娘さん:一日やることがないと先が見えなくて不安になるらしく、以前は毎日 「何したらいい?」って電話やメールが来てたんです。それが、行き場ができたことで、日常の流れができ、安定しま した。来たらやりがいもあって、楽しいし、おしゃべりもできる。おしゃべりがちょっと多いみたいですけどね(笑)

中西さん:通っているデイサービスでは、同じような病気のひとたちと一緒に話をしたり、塗り絵をしたりしていま す。年齢も皆同じくらいかな。私が一番若いくらいです。

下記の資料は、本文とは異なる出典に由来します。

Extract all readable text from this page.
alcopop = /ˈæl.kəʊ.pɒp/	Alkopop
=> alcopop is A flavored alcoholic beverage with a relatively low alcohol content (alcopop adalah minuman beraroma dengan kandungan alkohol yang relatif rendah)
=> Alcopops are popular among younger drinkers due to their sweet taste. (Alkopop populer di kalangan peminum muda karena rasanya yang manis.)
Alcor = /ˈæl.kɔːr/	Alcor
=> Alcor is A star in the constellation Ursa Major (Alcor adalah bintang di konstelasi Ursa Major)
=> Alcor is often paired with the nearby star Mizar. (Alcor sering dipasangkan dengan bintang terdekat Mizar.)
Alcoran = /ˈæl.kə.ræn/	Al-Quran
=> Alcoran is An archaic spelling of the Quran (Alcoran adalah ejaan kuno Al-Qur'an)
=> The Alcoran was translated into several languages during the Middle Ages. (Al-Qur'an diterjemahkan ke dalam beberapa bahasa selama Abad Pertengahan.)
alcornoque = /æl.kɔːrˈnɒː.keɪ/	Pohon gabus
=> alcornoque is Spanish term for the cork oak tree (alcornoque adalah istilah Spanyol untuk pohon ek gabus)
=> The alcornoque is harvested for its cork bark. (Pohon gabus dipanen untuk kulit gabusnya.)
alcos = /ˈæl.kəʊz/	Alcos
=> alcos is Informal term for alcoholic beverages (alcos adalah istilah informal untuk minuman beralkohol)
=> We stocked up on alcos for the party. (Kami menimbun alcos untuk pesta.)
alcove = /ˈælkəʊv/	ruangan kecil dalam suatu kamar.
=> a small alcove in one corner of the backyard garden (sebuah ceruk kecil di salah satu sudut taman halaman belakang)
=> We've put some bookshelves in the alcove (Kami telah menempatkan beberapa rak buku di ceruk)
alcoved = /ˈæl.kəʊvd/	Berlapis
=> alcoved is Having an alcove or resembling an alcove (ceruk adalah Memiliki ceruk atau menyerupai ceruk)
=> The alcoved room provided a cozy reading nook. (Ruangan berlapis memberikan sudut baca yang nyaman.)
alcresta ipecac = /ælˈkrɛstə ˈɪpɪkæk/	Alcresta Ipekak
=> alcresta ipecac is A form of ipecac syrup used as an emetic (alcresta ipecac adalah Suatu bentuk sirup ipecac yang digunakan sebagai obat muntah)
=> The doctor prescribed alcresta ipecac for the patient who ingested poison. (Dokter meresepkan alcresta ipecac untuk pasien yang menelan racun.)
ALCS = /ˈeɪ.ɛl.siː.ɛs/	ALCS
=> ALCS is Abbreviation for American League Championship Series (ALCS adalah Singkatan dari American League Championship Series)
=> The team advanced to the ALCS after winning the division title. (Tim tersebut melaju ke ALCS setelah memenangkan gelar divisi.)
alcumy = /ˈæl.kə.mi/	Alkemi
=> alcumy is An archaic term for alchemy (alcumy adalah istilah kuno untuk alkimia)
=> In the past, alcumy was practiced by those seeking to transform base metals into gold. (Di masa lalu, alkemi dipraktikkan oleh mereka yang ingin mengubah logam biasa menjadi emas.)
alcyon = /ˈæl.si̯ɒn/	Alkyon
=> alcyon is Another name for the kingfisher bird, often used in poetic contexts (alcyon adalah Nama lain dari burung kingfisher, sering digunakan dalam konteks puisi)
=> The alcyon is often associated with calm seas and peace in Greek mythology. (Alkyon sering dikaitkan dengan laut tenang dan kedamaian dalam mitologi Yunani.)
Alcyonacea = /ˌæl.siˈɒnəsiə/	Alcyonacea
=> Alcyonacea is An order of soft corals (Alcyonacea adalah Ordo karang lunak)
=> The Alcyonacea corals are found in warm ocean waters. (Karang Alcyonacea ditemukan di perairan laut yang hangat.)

娘さん:ここはデイサービスにはない楽しさがあるらしいです。パソコンは「自分にもできるんだ」っていう、優越感というか、自信ですか ね。手作業は「こんだけ私がやったんや!」って形になる...達成感がいいと。ここに居ると、すぐ時間が過ぎるそうです。去年の今頃はデイサービスもここも見つかっていなくて、いろいろ探していたんですよ。作業できる授産施設がないか、とか、元先生だったので児童館で何かお 手伝いできないか、とか。でも、家族の会なんかで相談していても、受け入れ体制が整ってなかったら、行ってもずっと誰かが横についてなきゃいけなかったりして、家族がしんどくなるよ、と。送っていって、本人だけで過ごさせてもらえるところはなかった。だからここが見つかって、とても助かっています。いくら「母は認知症ですから」ってお伝えしても、見た目にはわかりませんので、心配なことが多いですが、ここなら障害のある方への対応はよくご存じですし、安心感があります。なかなかこんな所はなかった。もう少し早く通い始めることができていたら、本人ができることもまた多かったかもしれないと思いますね。

「生きがい」を大切にしながら 誰にでも訪れる老いとの付き合いを
徳永さん:支援する中で、その人その人の言わば「全盛期」の環境に近づけるということを意識するようになりました。中西さんで言えば、学校の先生をしておられた時期ですね。職人の技が良い例ですが、「頭は忘れても体は覚えている」っていうことがある。記憶が薄れても、指先は覚えている、その感覚を取り戻していただけたらと。

板倉さん:認知症は、発達障害と違って進行していくもので、それをどうくい止めるかが問題です。薬も大切ですし、普段の生活の中での生きがい、やりがい、そうしたもので進行を遅らせることができる。そうして症状に付き合って 行くというのは、ある意味誰にでもある、老いと付き合うということでもありますね。 僕たちにできることとして、自分たちがどれだけ役に立っているかを感じてもらいながら、できるだけ早い段階から支援していくことが大事だと思っています。